The detection of patterns and cycles is a theme pursued throughout. Most readers have probably heard about the Saros in connection with solar eclipses, or the eight-year cycle of Venus risings that is a cornerstone of the Maya calendar. But here we find evidence for the half Saros (about 3293 days), for which the author proposes the name Sar. A mysterious 586-year period also emerges among the lunar eclipses. It is so long a span that a few writers have fallen into a statistical trap. Using data for the entire 20th and 21st centuries, they have concluded that total lunar eclipses are more common than partial ones. Wrong!
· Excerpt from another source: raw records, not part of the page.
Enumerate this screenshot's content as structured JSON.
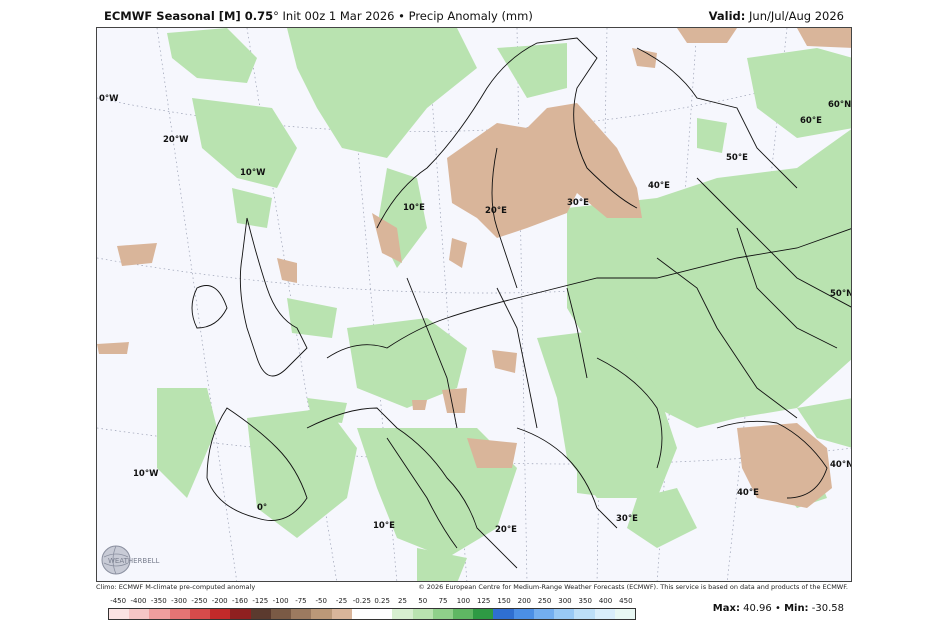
{
  "header": {
    "model_prefix": "ECMWF Seasonal [M] 0.75",
    "degree": "°",
    "init": "Init 00z 1 Mar 2026",
    "bullet": "•",
    "field": "Precip Anomaly (mm)",
    "valid_label": "Valid:",
    "valid_value": "Jun/Jul/Aug 2026"
  },
  "map": {
    "labels": {
      "lon_0w_top": "0°W",
      "lon_20w": "20°W",
      "lon_10w": "10°W",
      "lon_10e_top": "10°E",
      "lon_20e_top": "20°E",
      "lon_30e_top": "30°E",
      "lon_40e_top": "40°E",
      "lon_50e": "50°E",
      "lon_60e": "60°E",
      "lat_60n": "60°N",
      "lat_50n": "50°N",
      "lat_40n": "40°N",
      "lon_10w_bottom": "10°W",
      "lon_0_bottom": "0°",
      "lon_10e_bottom": "10°E",
      "lon_20e_bottom": "20°E",
      "lon_30e_bottom": "30°E",
      "lon_40e_bottom": "40°E"
    },
    "colors": {
      "background": "#f6f7fd",
      "wet": "#b9e3b0",
      "dry": "#d9b59a",
      "borders": "#111111"
    }
  },
  "logo": {
    "text": "WEATHERBELL"
  },
  "footer": {
    "climo": "Climo: ECMWF M-climate pre-computed anomaly",
    "copyright": "© 2026 European Centre for Medium-Range Weather Forecasts (ECMWF). This service is based on data and products of the ECMWF.",
    "max_label": "Max:",
    "max_value": "40.96",
    "sep": "•",
    "min_label": "Min:",
    "min_value": "-30.58"
  },
  "colorbar": {
    "ticks": [
      "-450",
      "-400",
      "-350",
      "-300",
      "-250",
      "-200",
      "-160",
      "-125",
      "-100",
      "-75",
      "-50",
      "-25",
      "-0.25",
      "0.25",
      "25",
      "50",
      "75",
      "100",
      "125",
      "150",
      "200",
      "250",
      "300",
      "350",
      "400",
      "450"
    ],
    "colors": [
      "#fbe3e3",
      "#f6c6c6",
      "#ef9e9e",
      "#e47474",
      "#d64b4b",
      "#c22a2a",
      "#8f2020",
      "#5b3a2e",
      "#7a5a45",
      "#9c7a60",
      "#bb9878",
      "#d9b59a",
      "#ffffff",
      "#ffffff",
      "#d7efd0",
      "#b9e3b0",
      "#8fd08a",
      "#5fb763",
      "#2e9a44",
      "#2f6fd1",
      "#4b8fe6",
      "#73aef0",
      "#99c9f5",
      "#bddff8",
      "#d9eefb",
      "#e8f8f4"
    ]
  }
}
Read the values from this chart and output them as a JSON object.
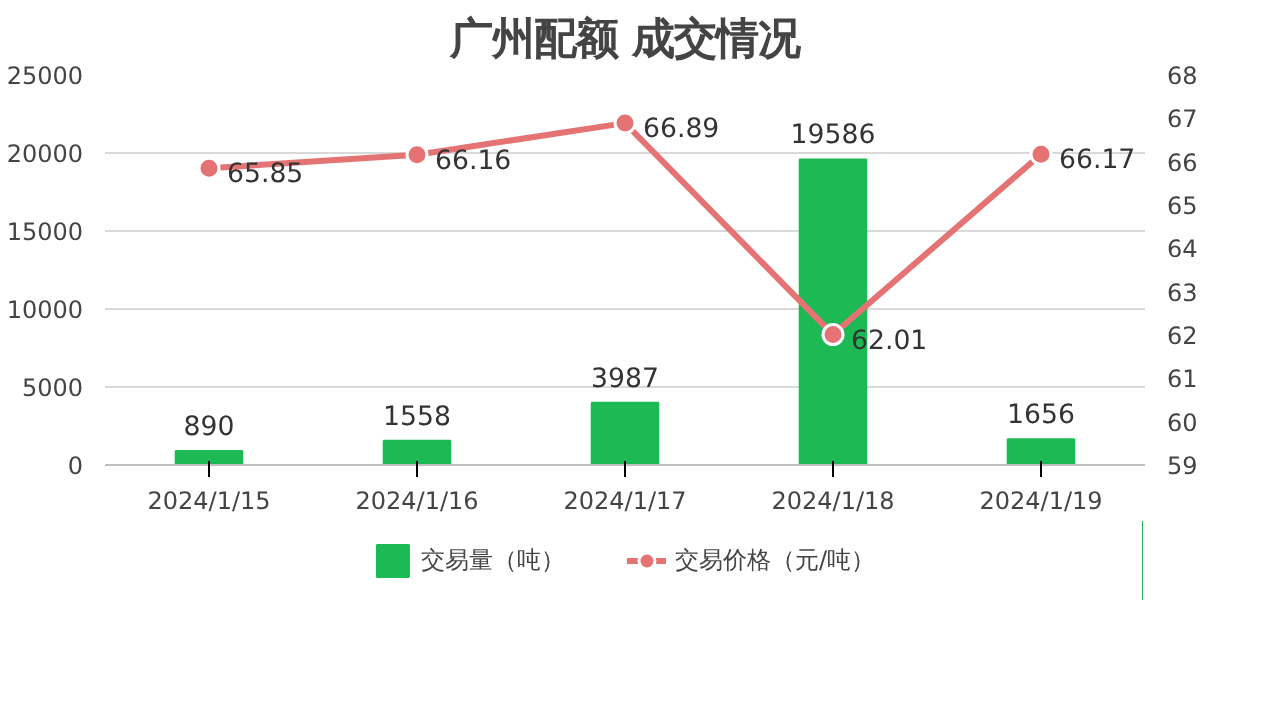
{
  "chart_data": {
    "type": "bar",
    "title": "广州配额 成交情况",
    "categories": [
      "2024/1/15",
      "2024/1/16",
      "2024/1/17",
      "2024/1/18",
      "2024/1/19"
    ],
    "series": [
      {
        "name": "交易量（吨）",
        "color": "#1db954",
        "values": [
          890,
          1558,
          3987,
          19586,
          1656
        ]
      },
      {
        "name": "交易价格（元/吨）",
        "type": "line",
        "axis": "y2",
        "color": "#e57373",
        "marker": "circle",
        "values": [
          65.85,
          66.16,
          66.89,
          62.01,
          66.17
        ]
      }
    ],
    "ylim": [
      0,
      25000
    ],
    "yticks": [
      0,
      5000,
      10000,
      15000,
      20000,
      25000
    ],
    "y2lim": [
      59,
      68
    ],
    "y2ticks": [
      59,
      60,
      61,
      62,
      63,
      64,
      65,
      66,
      67,
      68
    ],
    "grid": "y",
    "legend": "bottom",
    "data_labels": true
  }
}
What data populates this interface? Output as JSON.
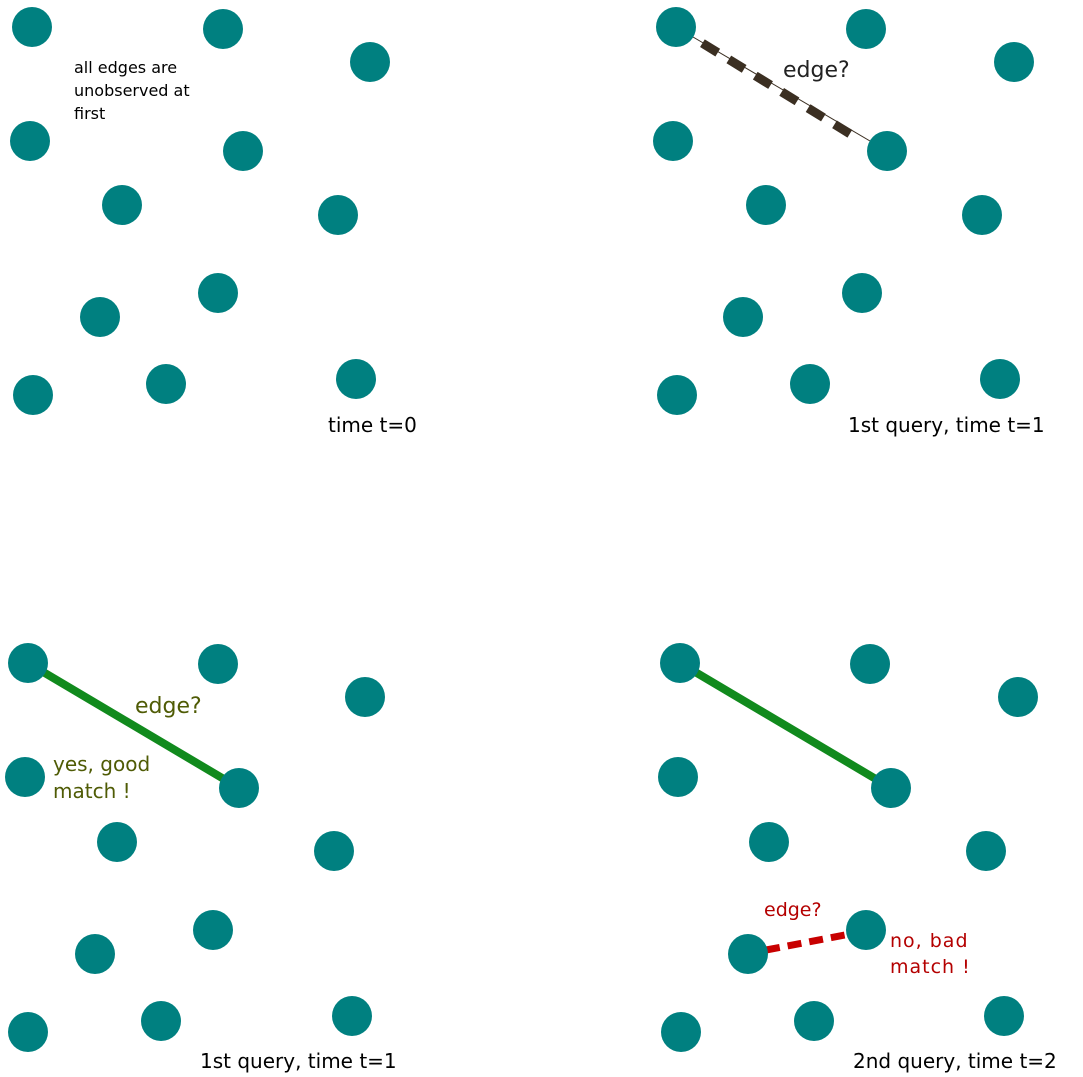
{
  "colors": {
    "node": "#008080",
    "unobserved_edge": "#3b2f22",
    "good_edge": "#118a1d",
    "bad_edge": "#c80000",
    "good_text": "#4f5b05",
    "bad_text": "#b40000",
    "text": "#000000",
    "edge_q_text": "#222222"
  },
  "panels": {
    "t0": {
      "note": [
        "all edges are",
        "unobserved at",
        "first"
      ],
      "caption": "time  t=0"
    },
    "t1_query": {
      "edge_label": "edge?",
      "caption": "1st query,  time  t=1"
    },
    "t1_result": {
      "edge_label": "edge?",
      "answer": [
        "yes, good",
        "match !"
      ],
      "caption": "1st query,  time  t=1"
    },
    "t2_query": {
      "edge_label": "edge?",
      "answer": [
        "no, bad",
        "match !"
      ],
      "caption": "2nd query, time  t=2"
    }
  }
}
As Jean Meeus demonstrates with his beautiful diagram of eclipse clumps (page 104), the opposite is true over the long haul.
Many celestial cycles are fleeting, destined to fade away after a few iterations as others overlap them or start up afresh. It is a fallacy to think that you can recreate planetary motions for many years by spinning back or fast-forwarding a planetarium projector. Only someone with a profound grasp of astronomical motions and relationships could have produced an authoritative book like this.
Some readers will see here an antidote to the claims of astrology. Others will gain a deep insight into the misuse of statistics, especially in such areas as the sunspot cycle and its relation to weather on Earth. But all of us can acquire plenty of ammunition to settle bets at star parties, test computer programs, and amaze our friends (or an astronomy professor) with some little-known surprises about the sky and calendar.
So why exactly does Christmas fall more often on a Tuesday than on a Monday? How many centuries will elapse before 10 successive Easters occur in April? What is the reason that total solar eclipses are more common for observers in the Northern Hemisphere than in the Southern? Turn these pages, and you'll find out!